Дмитрий вспомнил показания Пронькиных. Во время убийства Савченко все так и происходило.

— Интересно, существуют ли какие-то особые методы дрессировки, чтобы собака бежала к определенной машине?

— Да уж не сложнее, чем научить ходить по цирковой арене на задних лапках. Собака — она друг человека.

— Это к делу совершенно не относится, — сказал Синельников, — но есть обоснованная теория, что не только человек создал собаку, а в каком-то смысле собака создала человека. Ведь это приручение произошло Бог знает когда. До этого человек рассматривал животное как объект охоты или никак, безразлично. То, что он смог приручить животное, поделиться с ним добычей, приласкать, погладить по голове дикого еще вчера зверя, своего злейшего врага, перевернуло всю его жизнь. Он стал способен на добро. Вот что с человеком сделала собака, понимаете?

— К делу не относится, говорите, — улыбнулся Дмитрий. — В данном случае, насколько я понимаю, превратить этих подонков в людей не смог даже целый собачий питомник.

— Да, — вздохнул Синельников, — в современном мире превращения необратимы, как правило мы не раз наблюдали, как человек превращается в сволочь, а обратных примеров что-то не видно

— Тот, кто в сволочь превратился, был уже ею с самого начала, просто не сразу проявился, — заявил Самарин.

— Ну, уж очень вы категоричны, друг мой, — улыбнулся журналист, — хотя, пожалуй, вы правы

С минуту они сидели молча, затем Синельников спросил:

— Так что вы думаете делать относительно этого, с позволения сказать, питомника?

— Честно? — поднял на него глаза Дмитрий. — Не знаю. Я такими возможностями не располагаю.

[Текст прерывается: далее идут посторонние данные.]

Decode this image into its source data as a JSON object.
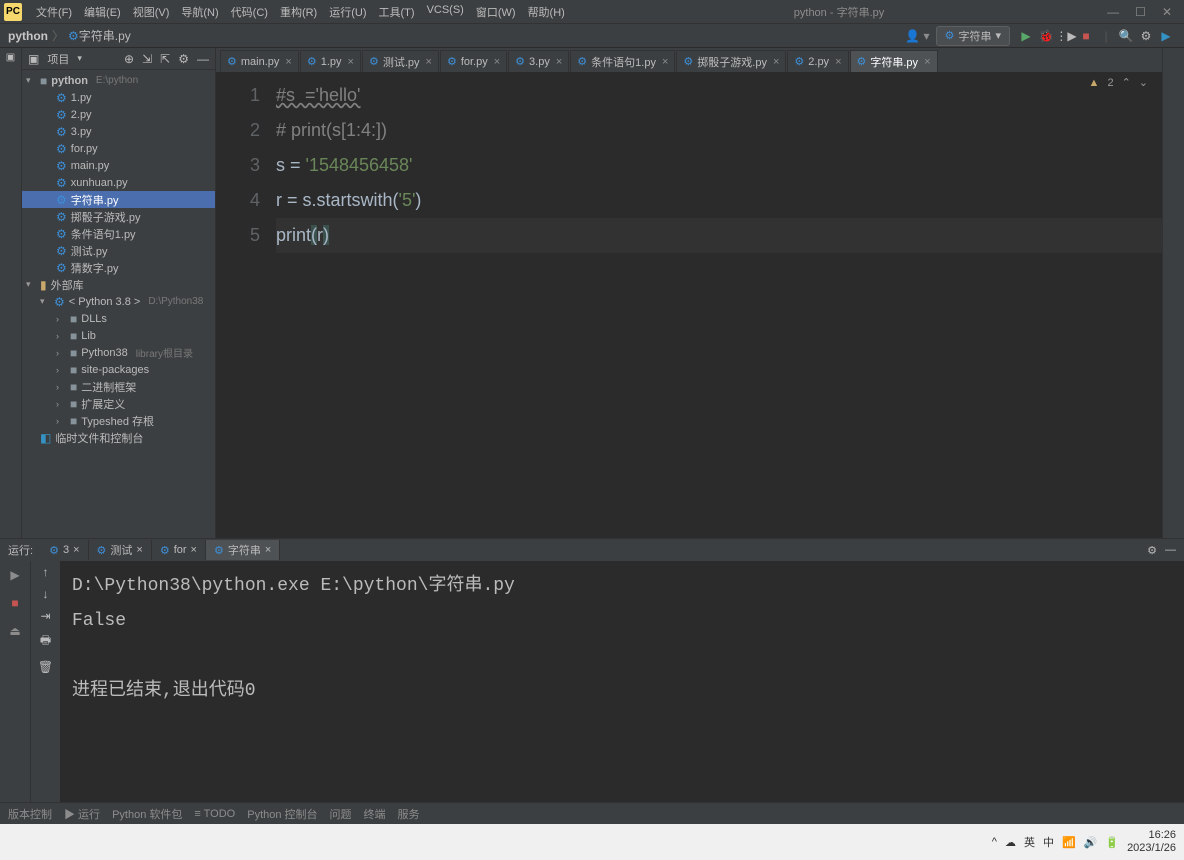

Я могу обо всем доложить начальству. Вы ведь знаете, конечно, что самые громкие собачьи дела взяты на контроль. Это значит прежде всего, что вся информация сразу будет передаваться куда следует. А туда-то ее передавать, скорее всего, и не следует. Убийства ведь эти не простые.

— В них скорлупки золотые.

— Во-во: ядра — чистый изумруд. Короче, тот или те, кто их заказывал, скорее всего сами птицы не низкого полета, и, возможно оперативную информацию получают на блюдечке с голубой каемочкой. Они нас и накроют, если поймут, что мы пронюхали что-то.

— Мрачная картина получается, — покачал головой Борис Дмитриевич. — Наверное, я все-таки просто старый дурак. Каждый день меня бьют по лбу, а я снова удивляюсь. Наверное, пора меня сдавать в Дом престарелых. Отстал от жизни.

— Не вы один, — невесело усмехнулся Самарин, — имя нам легион. Может, именно поэтому что-то у нас иногда да получается…

— Вашими бы устами да мед пить, — сказал журналист. — Лично я уже совершенно не уверен, что получается, пусть даже иногда.

— Как бы там ни было, Борис Дмитриевич, — Самарин встал, чтобы проводить гостя до двери, — это между нами, но давайте все-таки подумаем, если во всех трех громких случаях заказчик — одно лицо, «Кому это выгодно?» — как говорили древние римляне.Pro quem?

— Вы думаете все-гаки, что заказчик один? — надевая пальто, сказал Синельников, и у него на лице появилось конспиративное выражение. Честно говоря, я тоже так думаю, хотя оснований, в сущности, никаких. Но почему-то думается именно в эту сторону. Если так, то человечек перед нами хитрый. И в каждом случае причина и логика иные. Но…

— Докладывать начальству, которое доложит своему начальству и так далее — все равно что опубликовать открытое письмо, мол, хотим возвести напраслину на хорошего человека…

— А потому просим освободить нас от наших должностей по собственному желанию…

— Лучше эвтаназия, — закончил Дмитрий.

— На этой веселой ноте… — сказал Синельников, пожимая Самарину руку, — принужден вас оставить.

— Да, нота превеселая, — кивнул Самарин. — И все же давайте взвесим все «за» и «против», pro et contra, раз уж мы сегодня перешли на латынь. А я проконсультируюсь в одном месте.